Last week was Open Access Week. I think this passed with little, perhaps no, attention from within the Faculty which is a shame, since, as my blog Plan S and You of April 2019 highlighted, everyone in the Faculty is affected by Plan S.
The concept of Open Access publishing is robust, but several of the principles of Plan S are potentially harmful to individual researchers, the academic community and institutions. It is these legitimate concerns that have delayed the introduction of Plan S which was initially scheduled to come into force in January 2020.
One concern is the requirement for research funded by many agencies, including pretty much all the major funders in biomedical research in the UK, to be published in fully Gold Open Access journals. As I mentioned in my April blog, this precludes publication in many of the most respected journals in medicine. I have been told that one of the Faculty’s main funders has already informed researchers that they should not publish their funded work in certain named journals; it so happens that those journals are amongst the most favoured by some of our researchers.
One knock-on effect of this is the possibility of harm to our precious learned societies that earn significant income from scientific publishing, with that income being used for the benefit of members and the wider academic community. It is true that journals can evolve away from the traditional publishing model to become fully Gold Open Access, but the success of this evolution is not clear and certainly is not guaranteed.
Another aspect that seems to me to be not fully considered is the actual cost of going fully Gold Open Access. Although Plan S initially suggested that Article Processing Charges (the Open Access “fee”) would be capped, this now seems less likely to happen, which may mean that some of the more prestigious journals could set very high charges.
One of the principles of Plan S is that institutions have some liability to pay the charges; this could place a significant financial burden on the university. Earlier this year at a workshop on Open Access publishing in the US, I was told that a research-intensive university could expect to pay between four and ten times more in Article Processing Charges than they currently pay in library journal subscriptions.

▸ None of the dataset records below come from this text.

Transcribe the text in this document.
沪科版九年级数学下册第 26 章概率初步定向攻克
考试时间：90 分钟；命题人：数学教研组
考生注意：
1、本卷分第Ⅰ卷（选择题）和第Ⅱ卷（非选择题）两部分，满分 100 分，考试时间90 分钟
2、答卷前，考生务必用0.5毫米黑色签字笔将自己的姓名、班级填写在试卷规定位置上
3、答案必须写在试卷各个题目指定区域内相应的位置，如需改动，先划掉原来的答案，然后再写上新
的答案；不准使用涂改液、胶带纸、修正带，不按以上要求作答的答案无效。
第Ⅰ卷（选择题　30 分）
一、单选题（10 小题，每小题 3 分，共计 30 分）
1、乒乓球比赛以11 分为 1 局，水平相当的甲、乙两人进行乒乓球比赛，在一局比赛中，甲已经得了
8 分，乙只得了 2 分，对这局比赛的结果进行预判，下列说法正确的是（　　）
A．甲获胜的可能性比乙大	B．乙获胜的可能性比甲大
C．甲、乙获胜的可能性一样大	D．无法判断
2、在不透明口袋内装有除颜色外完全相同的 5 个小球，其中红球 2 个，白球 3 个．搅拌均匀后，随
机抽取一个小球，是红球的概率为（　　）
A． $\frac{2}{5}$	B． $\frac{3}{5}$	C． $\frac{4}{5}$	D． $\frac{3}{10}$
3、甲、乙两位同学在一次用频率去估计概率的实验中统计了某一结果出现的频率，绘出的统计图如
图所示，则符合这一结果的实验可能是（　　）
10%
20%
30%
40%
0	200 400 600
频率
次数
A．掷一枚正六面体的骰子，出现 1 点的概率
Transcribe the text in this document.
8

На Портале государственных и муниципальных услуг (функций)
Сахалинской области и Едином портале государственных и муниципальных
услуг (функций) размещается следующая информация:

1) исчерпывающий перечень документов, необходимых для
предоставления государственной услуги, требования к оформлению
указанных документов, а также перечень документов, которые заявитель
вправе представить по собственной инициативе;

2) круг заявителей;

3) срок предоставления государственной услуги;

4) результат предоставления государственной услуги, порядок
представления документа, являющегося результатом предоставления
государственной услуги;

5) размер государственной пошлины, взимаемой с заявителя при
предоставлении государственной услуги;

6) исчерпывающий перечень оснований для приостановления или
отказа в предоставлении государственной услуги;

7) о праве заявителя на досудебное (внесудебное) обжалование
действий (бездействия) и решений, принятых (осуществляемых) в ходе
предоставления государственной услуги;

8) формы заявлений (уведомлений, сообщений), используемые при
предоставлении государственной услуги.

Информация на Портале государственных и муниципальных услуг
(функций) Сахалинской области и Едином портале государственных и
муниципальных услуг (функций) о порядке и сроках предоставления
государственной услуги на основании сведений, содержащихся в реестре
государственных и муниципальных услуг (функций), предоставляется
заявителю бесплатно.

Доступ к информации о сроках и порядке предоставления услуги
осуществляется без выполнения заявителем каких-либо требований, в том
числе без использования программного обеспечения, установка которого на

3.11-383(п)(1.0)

The US researchers seemed unconcerned because they see Plan S as a European initiative, even referring to it as such. Fully Gold Open Access in general and Plan S do not sit well with the US capitalist view of publishing: although NIH does have an Open Access policy it seems not to be compliant with Plan S and many US researchers seem to think that Open Access publishing is of little relevance to them. NIH has not signed up to Plan S.
I think the many concerns around Plan S sit well with the theme of Open Access Week which was “Open for Whom? Equity in Open Knowledge”. In going headfirst into Plan S, we need to at least consider who might be disadvantaged or even excluded and what inequalities might result.
By the way, the “S” of Plan S stands for “Shock” ….. Make what you will of that.